CARSON CITY — Believe it or not, there was a silver lining to paying $4 a gallon for gasoline last summer: People cut down on unnecessary driving and far fewer of them died in accidents on Nevada’s highways and roads.
The Nevada Office of Traffic Safety expects that 320 people will die in traffic accidents in the state this year if the current rate continues through the rest of the year. As of Thursday, 311 had been killed.
If the trend continues, there will be 53 fewer fatalities than last year and 111 fewer than in 2006.
The fatal accident rate has remained down even though people may have started to drive more with gasoline prices falling into the $1.70 per gallon range, the lowest in five years.
Only one traffic fatality was recorded in Clark County during the week that included Thanksgiving, a time when gasoline prices were relatively low, said John Johansen, impaired-driving coordinator for the state Office of Traffic Safety.
He cannot recall that happening before.
“We are thrilled with what we are seeing,” Johansen said. “People have changed how they are driving. It is unbelievable we will have more than 100 less people dying than two years ago.”
Maj. Tony Almaraz of the Nevada Highway Patrol attributes the decline in highway fatalities to a combination of factors — less driving due to high gasoline prices, fewer tourists, greater seat belt use, more enforcement of traffic laws and better-built cars.
Since he became a police officer 21 years ago, Almaraz said he has seen dramatic improvements in the safety features and construction of motor vehicles.
“I have seen people in horrible, T-bone collisions who were not seriously injured,” he said. “Cars are being built better. They have airbags, some have side airbags. Airbags are critical components.”
The numbers match what is occurring nationally. Traffic deaths were down 10 percent in 2008 through October, according to the National Highway Traffic Safety Administration.
The agency attributed the decline in deaths to a drop in the number of miles Americans have been driving because of high gasoline prices. It found Americans were driving less beginning late in 2007 every month through October 2008.
Nevada’s decline in deaths exceeds the national trend.
Johansen is disturbed, however, that the number of motorcycle and pedestrian deaths is not declining.
About 50 motorcycle riders and a similar number of pedestrians have been dying in Nevada each year for at least three years.
Nearly half of the pedestrians killed in accidents with motor vehicles had been drinking, some excessively.
Though high gasoline prices played a role, Johansen said Nevada highway deaths are down because most people wear seat belts.
Seat belt use in the state has exceeded 90 percent since 2005. Fewer than 75 percent of Nevadans wore seat belts in 2001.
He said more than 92 percent of Nevadans now wear seat belts.
Although some people still complain about wearing seat belts, they have decided they prefer wearing them to receiving a ticket, Johansen said.
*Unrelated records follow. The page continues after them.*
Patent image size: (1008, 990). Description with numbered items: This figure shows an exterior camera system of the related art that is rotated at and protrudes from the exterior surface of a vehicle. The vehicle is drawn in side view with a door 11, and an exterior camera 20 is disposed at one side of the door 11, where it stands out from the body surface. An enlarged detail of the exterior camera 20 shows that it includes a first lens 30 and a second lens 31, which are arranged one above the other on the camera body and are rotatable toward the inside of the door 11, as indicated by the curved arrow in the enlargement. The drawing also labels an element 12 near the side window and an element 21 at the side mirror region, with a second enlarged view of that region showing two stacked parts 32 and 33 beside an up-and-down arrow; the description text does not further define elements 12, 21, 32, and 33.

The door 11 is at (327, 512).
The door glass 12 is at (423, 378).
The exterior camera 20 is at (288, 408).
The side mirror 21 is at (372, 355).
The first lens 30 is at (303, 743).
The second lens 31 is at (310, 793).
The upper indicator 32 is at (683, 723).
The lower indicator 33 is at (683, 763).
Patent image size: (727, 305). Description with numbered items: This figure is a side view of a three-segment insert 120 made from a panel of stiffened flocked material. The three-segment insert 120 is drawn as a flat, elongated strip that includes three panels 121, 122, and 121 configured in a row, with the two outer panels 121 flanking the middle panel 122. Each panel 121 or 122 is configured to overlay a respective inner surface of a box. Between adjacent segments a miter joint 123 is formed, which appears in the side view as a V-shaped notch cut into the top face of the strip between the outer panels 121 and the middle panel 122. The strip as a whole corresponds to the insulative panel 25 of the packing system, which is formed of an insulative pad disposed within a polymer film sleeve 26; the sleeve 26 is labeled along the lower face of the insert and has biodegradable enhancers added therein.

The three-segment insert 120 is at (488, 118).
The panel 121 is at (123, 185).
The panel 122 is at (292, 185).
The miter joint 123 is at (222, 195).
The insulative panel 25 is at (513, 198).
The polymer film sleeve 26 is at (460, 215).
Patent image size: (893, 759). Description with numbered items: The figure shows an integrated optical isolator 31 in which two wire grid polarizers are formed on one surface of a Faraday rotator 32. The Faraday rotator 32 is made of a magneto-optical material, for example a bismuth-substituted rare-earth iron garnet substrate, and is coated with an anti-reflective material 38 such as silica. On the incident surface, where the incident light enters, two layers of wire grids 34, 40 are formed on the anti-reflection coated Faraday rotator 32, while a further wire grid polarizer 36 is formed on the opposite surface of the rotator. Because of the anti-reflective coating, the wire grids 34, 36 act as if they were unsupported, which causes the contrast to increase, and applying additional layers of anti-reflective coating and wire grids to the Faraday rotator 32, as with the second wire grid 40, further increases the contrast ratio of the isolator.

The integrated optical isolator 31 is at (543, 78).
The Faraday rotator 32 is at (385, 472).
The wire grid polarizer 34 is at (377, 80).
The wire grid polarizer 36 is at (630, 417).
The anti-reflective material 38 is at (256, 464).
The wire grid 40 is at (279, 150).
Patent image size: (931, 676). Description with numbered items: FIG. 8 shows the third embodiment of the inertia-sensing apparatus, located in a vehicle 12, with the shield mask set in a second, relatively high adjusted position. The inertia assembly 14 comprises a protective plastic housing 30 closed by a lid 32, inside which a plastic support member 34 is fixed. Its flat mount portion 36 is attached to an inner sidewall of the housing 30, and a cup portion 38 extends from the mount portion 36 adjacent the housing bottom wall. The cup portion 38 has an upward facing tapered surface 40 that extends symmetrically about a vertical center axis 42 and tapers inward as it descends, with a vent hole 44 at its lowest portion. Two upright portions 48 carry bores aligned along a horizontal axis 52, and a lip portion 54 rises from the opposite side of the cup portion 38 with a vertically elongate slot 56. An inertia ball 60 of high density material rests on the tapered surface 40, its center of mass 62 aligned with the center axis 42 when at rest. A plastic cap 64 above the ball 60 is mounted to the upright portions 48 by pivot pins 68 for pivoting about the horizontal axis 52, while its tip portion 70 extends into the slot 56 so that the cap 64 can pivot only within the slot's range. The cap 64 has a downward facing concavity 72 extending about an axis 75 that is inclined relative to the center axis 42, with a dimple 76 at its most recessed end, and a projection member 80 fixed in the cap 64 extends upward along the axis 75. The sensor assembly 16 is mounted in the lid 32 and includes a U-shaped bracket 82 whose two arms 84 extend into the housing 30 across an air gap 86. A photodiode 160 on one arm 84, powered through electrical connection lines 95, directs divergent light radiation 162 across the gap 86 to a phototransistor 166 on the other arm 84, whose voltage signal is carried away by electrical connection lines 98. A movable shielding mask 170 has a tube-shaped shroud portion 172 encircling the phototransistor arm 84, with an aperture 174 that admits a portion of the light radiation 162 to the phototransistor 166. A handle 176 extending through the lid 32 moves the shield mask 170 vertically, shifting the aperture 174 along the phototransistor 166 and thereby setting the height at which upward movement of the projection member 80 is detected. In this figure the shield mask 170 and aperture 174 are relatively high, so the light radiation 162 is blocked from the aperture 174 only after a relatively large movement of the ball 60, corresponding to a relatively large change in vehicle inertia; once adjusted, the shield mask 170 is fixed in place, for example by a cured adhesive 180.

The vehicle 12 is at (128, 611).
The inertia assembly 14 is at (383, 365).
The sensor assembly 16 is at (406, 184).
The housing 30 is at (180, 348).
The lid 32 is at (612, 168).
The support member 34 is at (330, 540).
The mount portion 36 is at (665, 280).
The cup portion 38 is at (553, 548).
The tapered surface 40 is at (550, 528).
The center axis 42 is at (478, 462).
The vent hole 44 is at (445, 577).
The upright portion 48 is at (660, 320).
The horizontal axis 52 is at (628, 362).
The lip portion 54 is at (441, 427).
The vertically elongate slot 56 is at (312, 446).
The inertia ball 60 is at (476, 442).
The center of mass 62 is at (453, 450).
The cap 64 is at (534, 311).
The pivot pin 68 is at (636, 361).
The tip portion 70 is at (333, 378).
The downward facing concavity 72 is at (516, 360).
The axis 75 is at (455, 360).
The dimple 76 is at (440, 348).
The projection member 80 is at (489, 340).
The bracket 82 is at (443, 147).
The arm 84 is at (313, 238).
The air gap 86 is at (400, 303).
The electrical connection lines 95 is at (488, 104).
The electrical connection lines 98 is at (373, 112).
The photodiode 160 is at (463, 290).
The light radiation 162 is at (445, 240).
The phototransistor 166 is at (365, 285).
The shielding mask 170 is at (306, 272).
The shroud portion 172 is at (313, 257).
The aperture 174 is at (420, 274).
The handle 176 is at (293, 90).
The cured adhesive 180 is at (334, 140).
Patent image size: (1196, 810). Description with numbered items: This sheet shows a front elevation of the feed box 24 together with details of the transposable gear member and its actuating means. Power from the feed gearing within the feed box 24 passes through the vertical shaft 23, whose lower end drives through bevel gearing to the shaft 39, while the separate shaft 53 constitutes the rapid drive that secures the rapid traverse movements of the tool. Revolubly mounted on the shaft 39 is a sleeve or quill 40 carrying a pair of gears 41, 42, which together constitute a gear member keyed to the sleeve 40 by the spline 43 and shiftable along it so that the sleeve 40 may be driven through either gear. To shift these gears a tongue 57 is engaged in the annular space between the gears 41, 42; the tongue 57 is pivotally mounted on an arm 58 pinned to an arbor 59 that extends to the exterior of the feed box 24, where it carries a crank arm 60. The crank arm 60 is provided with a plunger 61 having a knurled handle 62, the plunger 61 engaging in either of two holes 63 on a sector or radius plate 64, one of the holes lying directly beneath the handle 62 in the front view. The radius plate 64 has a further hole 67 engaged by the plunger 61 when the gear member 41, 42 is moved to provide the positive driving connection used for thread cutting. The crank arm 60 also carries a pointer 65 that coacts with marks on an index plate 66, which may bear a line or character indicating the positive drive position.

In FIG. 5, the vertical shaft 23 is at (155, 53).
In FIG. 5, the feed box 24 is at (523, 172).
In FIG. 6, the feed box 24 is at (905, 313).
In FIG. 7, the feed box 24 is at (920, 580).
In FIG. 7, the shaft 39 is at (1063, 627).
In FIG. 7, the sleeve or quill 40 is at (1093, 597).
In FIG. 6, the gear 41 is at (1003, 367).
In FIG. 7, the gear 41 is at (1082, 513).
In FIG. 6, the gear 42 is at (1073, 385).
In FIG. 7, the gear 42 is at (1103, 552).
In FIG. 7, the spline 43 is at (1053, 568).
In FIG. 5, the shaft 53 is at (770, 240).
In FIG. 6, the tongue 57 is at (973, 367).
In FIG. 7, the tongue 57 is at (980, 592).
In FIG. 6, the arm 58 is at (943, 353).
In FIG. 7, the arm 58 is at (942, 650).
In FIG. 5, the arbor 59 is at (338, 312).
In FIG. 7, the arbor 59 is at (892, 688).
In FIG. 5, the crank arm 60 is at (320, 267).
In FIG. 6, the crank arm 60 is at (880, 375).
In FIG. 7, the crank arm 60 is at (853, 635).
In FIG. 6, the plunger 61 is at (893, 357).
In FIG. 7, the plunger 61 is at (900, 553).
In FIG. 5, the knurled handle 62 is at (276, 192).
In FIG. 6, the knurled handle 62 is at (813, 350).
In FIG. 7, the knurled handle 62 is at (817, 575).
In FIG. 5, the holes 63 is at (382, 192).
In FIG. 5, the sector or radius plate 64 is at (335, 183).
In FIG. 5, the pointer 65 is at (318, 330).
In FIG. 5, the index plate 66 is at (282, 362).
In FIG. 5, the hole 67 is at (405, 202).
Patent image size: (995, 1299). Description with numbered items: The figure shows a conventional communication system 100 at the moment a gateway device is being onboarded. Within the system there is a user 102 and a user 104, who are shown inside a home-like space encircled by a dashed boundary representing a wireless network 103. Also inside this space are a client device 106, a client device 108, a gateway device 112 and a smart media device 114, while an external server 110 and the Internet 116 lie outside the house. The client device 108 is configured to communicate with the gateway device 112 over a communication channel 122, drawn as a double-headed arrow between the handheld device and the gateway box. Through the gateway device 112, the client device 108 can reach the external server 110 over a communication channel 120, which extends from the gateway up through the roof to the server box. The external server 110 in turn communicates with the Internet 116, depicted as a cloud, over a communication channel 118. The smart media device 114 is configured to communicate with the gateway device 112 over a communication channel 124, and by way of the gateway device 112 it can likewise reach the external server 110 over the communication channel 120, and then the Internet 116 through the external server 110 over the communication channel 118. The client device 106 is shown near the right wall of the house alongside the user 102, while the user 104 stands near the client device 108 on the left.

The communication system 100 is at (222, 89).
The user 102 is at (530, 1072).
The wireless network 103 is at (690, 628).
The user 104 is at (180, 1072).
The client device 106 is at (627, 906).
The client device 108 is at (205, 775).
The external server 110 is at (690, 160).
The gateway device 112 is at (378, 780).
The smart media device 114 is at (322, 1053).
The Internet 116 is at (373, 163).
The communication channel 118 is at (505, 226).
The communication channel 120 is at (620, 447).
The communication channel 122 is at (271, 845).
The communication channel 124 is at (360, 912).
Nevada has a “secondary” seat belt law. People cannot be cited for not wearing their belts unless the officer also charges them with another type of driving offense.
Among states with secondary laws, Nevada ranks first in seat belt use.
Johansen also believes greater enforcement by police has contributed to the decline in fatalities.
Every month, somewhere in Nevada police are conducting checks to look for impaired drivers or talking about wearing seat belts to drivers and community organizations, he said.
Besides continuing to wear seat belts and not driving after drinking, Almaraz and Johansen have another safety tip for drivers this holiday season: Keep your speed down.